I should have left the marsh, those hills as a whole, then and there. How I wish I had, for just one night later the worst that could happen came to be. I woke from my trance to the sound of a police siren. I was on a residential street unfamiliar to me, a street that could have been anywhere. As I raced toward the woods flashing red from the police cars behind me. I still don't know how I got away.

It took hours to find my way back to the marsh, and only there did I discover I was covered in blood, including around my mouth.

The attack had been hideous, savage and animal like in nature. As this time, I soon discovered, murderous as well..

I pondered turning myself in, only to cower from the thought. I decided I would return to the city, living among the homeless, far removed from the marsh and the strange demon who drove me to malevolence.

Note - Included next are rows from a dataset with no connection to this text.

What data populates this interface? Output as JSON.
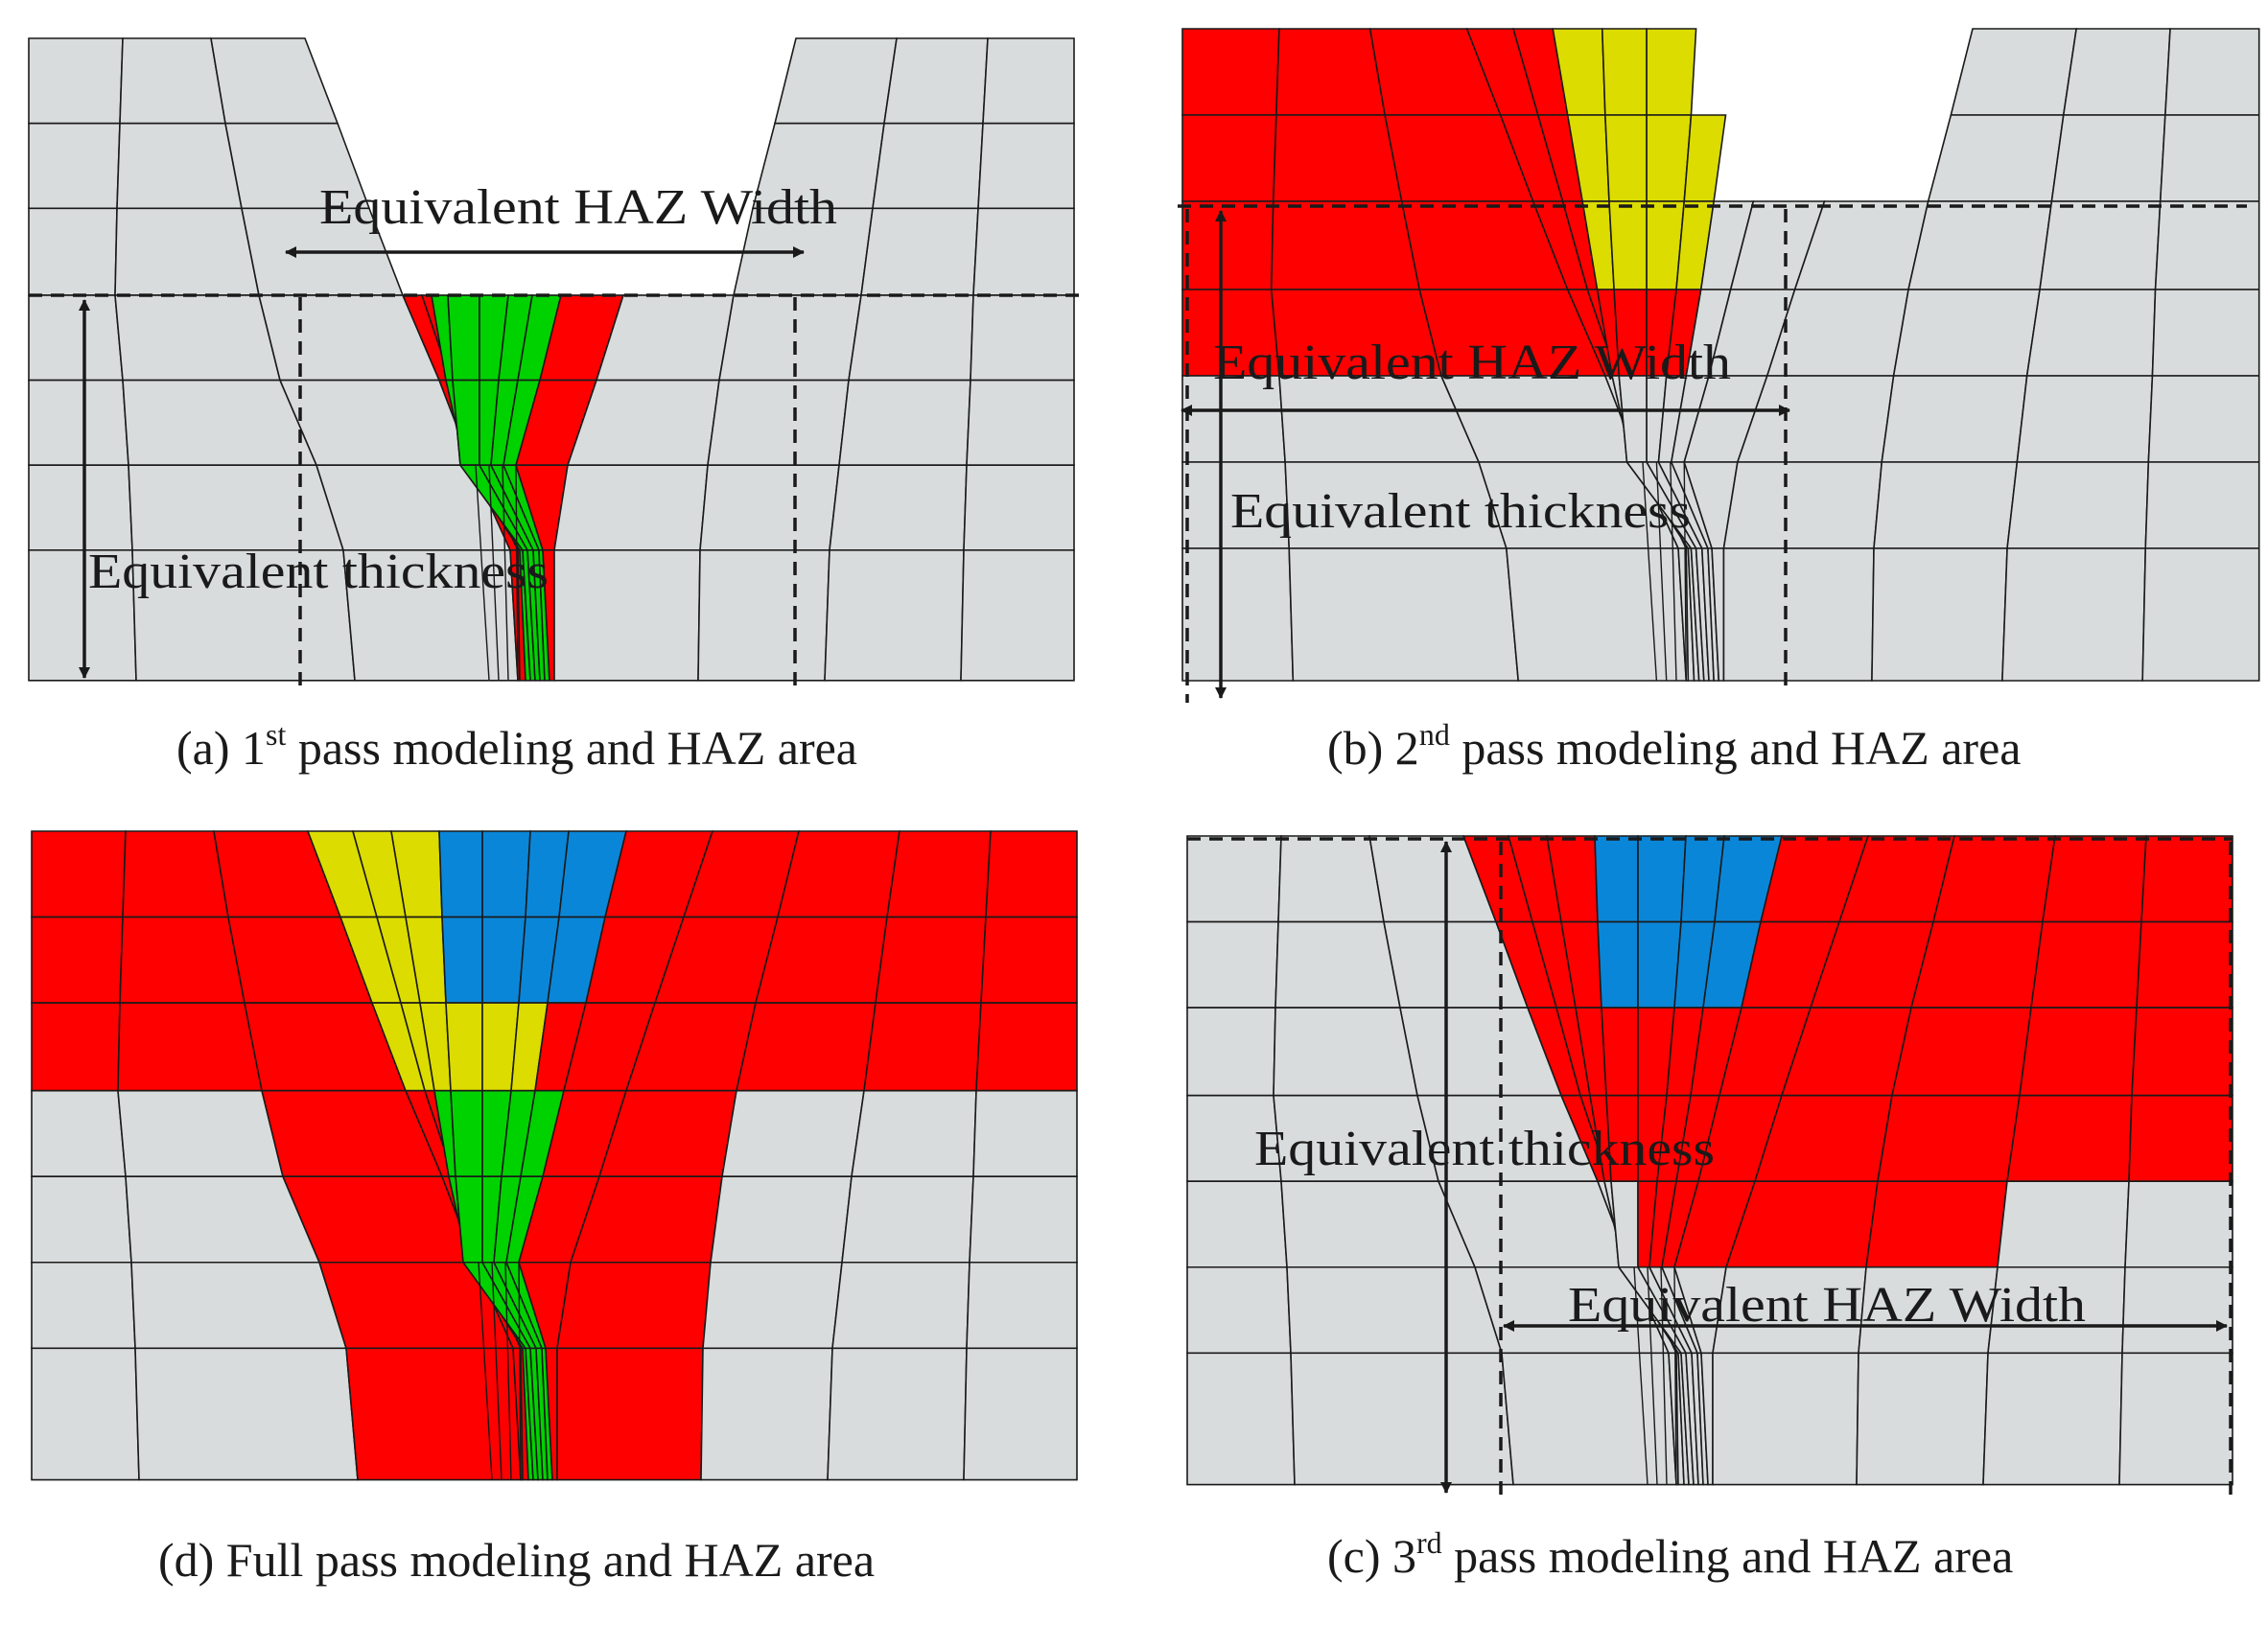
{
  "colors": {
    "base": "#d9dcdc",
    "haz": "#ff0000",
    "pass1": "#00d200",
    "pass2": "#dcdc00",
    "pass3": "#0a86d8",
    "mesh": "#1a1a1a"
  },
  "labels": {
    "haz_width": "Equivalent HAZ Width",
    "thickness": "Equivalent thickness"
  },
  "panels": [
    {
      "id": "a",
      "caption_pre": "(a) 1",
      "caption_sup": "st",
      "caption_post": " pass modeling and HAZ area"
    },
    {
      "id": "b",
      "caption_pre": "(b) 2",
      "caption_sup": "nd",
      "caption_post": " pass modeling and HAZ area"
    },
    {
      "id": "d",
      "caption_pre": "(d) Full pass modeling and HAZ area",
      "caption_sup": "",
      "caption_post": ""
    },
    {
      "id": "c",
      "caption_pre": "(c) 3",
      "caption_sup": "rd",
      "caption_post": " pass modeling and HAZ area"
    }
  ]
}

Quickly someone was arrested for the crimes. His had been a life of repeated transgressions, and this, along with being in the wrong place at the time of the murderous attack, were all that was needed to justify his apprehension. Two weeks later I learned he was released, though due in no part to any efforts of mine.

I wandered in a world of concrete and soot covered brick, part of the sea of tattered and often broken souls alive only in the physical sense. My appearance changed so dramatically I'm sure I would not be recognized by former friends and colleagues if they walked right past me.

The seed of the devilish wisp must has done more, however, for today I returned to the marsh. The shadows are slowly deepening and the creatures of the night have begun to call.

God have mercy on the next innocent who becomes my victim! I know I should confess the whole of the strange experience and render myself harmless to the world, but who would believe me?

Who would believe that it had been the visitor from the marsh who drove me to the terrible acts?

Who would even think there could be such a strange and evil thing as the wisp?